Trying to get a parallel plan

GokhanVarol 2013-03-16 18:23:14

When I get a estimated queryplan with option "QUERYTRACEON 8649" it seems like it works but when I run the actual plan it does not execute the plan with the trace (= in parallel).

All the tables in the plan except the driver Temporary.dbo.CntyCdList is partitioned by CntyCd (char(5)) column
The Trans like tables have clustered key CntyCd (char(5), BatchDt (int), BatchSeq (int) and the Property table has a clustered key CntyCd (char(5), PclId (varchar(45)), PclSeqNbr (tinyint).
CntyCd = us county, there are 3300+ of them (= # of partitions) and the amount of records within any county can highly vary according to population.
I have seen Adam Machanic use a driver table and run the query per driver and I thought I could do this with this tables.
This ran on my desktop, which have about 1/50 th data of the production (still has 3300+ counties but the rest tables have a lot more data).

1-) Can this query made so that I drive it by CntyCd and reduce the amount of records processed to per county instead of running all with non cross apply and running against the full database
2-) Is there any way I can get a parallel query underneath the cross apply (nested loop)
3-) Am I doing anything wrong that does not give me a good plan?
Thank you
link text

GokhanVarol 2013-03-17 03:09:42
I think I eventually got a plan that performs very well (instead of 740+ seconds it runs in 334 seconds (both were in parallel and in serial it runs over 1000+ seconds)
Unfortunately I cannot get this plan run in parallel without specifying QUERYTRACEON 8649 hint.
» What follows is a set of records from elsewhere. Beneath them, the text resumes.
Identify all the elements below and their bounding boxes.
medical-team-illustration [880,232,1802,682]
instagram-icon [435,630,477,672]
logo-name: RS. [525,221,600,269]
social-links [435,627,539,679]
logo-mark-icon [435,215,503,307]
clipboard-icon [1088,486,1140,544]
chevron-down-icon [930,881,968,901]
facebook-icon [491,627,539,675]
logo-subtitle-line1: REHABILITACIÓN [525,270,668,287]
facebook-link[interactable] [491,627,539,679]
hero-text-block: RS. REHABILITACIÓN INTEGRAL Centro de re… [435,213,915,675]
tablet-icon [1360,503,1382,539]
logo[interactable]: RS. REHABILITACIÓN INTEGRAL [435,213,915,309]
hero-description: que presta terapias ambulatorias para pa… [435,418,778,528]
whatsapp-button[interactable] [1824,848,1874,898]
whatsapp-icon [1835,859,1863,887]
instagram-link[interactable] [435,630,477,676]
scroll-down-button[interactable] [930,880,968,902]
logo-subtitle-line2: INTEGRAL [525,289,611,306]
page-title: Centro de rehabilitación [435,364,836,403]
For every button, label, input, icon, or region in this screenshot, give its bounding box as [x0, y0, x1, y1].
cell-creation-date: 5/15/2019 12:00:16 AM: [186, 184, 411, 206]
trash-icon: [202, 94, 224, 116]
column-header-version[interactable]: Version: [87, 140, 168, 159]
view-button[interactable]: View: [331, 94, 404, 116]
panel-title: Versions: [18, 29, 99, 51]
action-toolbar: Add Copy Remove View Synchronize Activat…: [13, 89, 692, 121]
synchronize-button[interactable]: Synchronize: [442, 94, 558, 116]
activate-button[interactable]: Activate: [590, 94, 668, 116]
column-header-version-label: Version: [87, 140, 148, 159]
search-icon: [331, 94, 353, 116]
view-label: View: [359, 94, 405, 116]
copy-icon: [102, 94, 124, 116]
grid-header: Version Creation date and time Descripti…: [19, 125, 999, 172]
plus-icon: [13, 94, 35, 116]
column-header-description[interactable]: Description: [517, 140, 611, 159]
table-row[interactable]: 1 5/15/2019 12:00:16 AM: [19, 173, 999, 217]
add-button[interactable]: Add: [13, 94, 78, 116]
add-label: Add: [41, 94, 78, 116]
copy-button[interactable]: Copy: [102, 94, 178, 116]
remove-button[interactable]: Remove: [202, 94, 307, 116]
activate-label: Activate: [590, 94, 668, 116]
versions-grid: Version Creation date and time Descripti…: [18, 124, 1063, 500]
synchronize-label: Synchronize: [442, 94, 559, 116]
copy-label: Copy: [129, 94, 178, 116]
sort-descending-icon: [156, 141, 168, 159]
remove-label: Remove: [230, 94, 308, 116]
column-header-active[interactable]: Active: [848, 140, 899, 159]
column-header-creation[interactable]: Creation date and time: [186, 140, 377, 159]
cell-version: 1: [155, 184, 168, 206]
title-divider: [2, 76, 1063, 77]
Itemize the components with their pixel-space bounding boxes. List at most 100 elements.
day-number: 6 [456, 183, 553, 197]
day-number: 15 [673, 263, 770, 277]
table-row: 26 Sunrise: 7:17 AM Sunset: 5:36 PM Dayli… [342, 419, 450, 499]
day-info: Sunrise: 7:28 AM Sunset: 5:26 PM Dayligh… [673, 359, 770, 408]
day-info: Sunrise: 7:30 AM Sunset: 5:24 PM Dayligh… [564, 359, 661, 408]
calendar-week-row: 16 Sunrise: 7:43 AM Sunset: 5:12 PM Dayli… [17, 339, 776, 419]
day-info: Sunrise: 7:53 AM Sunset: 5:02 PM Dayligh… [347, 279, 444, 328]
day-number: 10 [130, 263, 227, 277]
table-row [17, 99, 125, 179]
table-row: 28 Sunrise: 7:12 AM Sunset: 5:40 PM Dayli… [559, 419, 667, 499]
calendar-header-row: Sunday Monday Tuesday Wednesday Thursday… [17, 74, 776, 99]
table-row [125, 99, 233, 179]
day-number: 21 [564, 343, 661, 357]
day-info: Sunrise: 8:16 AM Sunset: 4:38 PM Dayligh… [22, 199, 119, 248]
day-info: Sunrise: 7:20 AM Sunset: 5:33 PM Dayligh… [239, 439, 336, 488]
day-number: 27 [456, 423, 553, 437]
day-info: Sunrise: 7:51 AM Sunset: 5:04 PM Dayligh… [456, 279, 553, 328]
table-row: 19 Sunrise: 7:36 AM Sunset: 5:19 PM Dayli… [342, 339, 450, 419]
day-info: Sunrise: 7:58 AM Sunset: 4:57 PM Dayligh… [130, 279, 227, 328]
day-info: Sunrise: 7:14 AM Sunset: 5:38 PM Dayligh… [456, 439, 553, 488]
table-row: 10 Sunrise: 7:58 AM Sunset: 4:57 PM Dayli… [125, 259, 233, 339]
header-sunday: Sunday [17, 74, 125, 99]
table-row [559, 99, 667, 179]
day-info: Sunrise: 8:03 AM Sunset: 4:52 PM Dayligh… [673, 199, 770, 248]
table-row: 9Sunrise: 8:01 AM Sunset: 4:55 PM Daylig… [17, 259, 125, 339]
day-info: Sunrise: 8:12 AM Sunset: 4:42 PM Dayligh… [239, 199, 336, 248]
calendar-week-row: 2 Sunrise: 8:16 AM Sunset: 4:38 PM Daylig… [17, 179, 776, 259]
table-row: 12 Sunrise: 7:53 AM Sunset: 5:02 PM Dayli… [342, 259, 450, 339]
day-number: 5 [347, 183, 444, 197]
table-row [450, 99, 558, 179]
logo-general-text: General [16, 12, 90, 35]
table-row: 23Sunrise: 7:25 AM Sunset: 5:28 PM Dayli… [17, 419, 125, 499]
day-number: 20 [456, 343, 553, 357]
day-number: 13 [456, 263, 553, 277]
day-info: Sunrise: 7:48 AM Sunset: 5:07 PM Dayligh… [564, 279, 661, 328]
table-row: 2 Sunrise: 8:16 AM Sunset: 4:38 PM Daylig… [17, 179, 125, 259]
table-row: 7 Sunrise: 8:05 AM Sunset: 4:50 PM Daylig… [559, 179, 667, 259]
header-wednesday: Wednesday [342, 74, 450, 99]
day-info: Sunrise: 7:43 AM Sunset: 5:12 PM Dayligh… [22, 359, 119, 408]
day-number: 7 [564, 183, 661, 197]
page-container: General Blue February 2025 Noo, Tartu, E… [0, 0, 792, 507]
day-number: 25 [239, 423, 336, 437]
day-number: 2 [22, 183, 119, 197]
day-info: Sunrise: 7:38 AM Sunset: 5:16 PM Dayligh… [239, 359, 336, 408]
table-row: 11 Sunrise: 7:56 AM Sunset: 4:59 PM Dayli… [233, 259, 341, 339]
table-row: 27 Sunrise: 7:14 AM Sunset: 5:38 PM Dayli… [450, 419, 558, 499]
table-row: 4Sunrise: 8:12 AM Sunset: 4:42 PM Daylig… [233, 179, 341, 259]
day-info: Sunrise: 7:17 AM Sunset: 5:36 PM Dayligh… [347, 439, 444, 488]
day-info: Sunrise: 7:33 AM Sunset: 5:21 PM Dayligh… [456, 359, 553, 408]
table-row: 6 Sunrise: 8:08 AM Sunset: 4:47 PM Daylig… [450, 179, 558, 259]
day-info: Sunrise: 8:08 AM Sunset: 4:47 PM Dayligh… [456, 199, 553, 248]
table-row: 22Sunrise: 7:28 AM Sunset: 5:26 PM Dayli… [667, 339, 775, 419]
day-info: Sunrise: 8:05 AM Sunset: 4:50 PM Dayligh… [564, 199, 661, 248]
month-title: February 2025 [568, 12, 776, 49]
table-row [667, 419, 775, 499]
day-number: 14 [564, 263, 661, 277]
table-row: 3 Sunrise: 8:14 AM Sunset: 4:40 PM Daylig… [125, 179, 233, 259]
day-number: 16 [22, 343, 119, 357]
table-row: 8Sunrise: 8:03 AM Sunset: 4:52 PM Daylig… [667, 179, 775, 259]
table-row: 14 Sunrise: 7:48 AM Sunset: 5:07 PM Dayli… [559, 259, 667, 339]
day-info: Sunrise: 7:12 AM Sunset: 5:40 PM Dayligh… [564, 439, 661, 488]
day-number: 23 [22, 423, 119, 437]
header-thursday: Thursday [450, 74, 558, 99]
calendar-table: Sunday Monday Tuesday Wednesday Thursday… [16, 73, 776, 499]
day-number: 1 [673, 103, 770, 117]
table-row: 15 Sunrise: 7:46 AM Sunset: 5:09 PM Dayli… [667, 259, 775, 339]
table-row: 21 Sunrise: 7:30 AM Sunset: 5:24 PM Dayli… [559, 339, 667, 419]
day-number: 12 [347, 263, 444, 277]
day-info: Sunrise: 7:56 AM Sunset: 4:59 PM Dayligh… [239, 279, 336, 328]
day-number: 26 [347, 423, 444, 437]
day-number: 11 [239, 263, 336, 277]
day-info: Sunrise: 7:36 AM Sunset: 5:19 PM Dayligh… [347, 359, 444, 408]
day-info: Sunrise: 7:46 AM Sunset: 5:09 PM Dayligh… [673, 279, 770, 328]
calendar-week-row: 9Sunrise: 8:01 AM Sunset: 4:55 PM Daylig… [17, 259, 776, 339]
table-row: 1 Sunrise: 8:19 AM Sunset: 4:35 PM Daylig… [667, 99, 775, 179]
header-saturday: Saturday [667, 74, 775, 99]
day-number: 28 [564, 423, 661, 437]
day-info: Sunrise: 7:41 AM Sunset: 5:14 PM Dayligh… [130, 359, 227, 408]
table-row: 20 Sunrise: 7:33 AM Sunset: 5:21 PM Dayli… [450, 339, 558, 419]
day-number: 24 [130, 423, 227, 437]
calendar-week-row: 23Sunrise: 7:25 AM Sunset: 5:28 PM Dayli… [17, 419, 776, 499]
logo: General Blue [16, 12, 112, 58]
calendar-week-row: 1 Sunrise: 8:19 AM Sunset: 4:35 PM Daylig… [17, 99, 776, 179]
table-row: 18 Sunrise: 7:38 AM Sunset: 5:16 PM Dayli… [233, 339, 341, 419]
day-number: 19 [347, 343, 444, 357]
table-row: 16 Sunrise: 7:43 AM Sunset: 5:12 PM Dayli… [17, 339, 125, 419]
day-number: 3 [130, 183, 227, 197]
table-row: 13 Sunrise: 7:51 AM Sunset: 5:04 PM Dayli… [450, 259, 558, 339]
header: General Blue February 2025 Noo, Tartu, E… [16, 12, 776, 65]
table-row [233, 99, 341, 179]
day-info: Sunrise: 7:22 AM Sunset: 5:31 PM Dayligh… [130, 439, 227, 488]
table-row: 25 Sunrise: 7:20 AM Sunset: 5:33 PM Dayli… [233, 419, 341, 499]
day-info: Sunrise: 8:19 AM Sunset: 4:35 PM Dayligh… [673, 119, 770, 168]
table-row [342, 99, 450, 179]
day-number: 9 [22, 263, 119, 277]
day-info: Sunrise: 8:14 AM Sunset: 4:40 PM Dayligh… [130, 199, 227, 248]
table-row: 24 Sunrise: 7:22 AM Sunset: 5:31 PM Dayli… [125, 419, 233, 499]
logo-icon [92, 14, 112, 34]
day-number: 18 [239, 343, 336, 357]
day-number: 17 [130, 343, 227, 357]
I tried many combination with top etc but no luck.
Can I have a query plan without the trace 8649 in this plan or using 8649 in production is not bad unless the query is well tested?
Thank you

link text

SQLkiwi 2013-03-18 06:38:49
From a Plan Explorer point of view, the main thing that stands out from the latest session file is in the Wait Stats:

Wait Stats

The longest wait is EXECYSNC – caused by the parallel index spool. As I explain in that blog post, index spools are always built by a single thread, and the other threads wait on EXECYSNC while that happens. This index spool also inserts rows into a b-tree index without pre-sorting, so it is very likely to cause extensive page splits. You will want to avoid this index spool by providing an appropriate index on the base table.

Some more general comments on the wider query:

The hash join spills to tempdb for some values of the correlated parameter. You should look to eliminate this if possible.

The parallel APPLY pattern generally works best where all the joins are parallel nested loops, following a for-each x compute-y pattern. This tends to distribute work evenly across threads and minimize workspace memory grant.

Refactoring the query to achieve optimal parallel APPLY pattern performance is well beyond the scope of an answer here, however.

As far as TF 8649 in production is concerned, that is a personal decision but I would recommend against it. It is often possible to avoid the need by tinkering with the T-SQL syntax or refactoring, but again that work is out-of-scope here.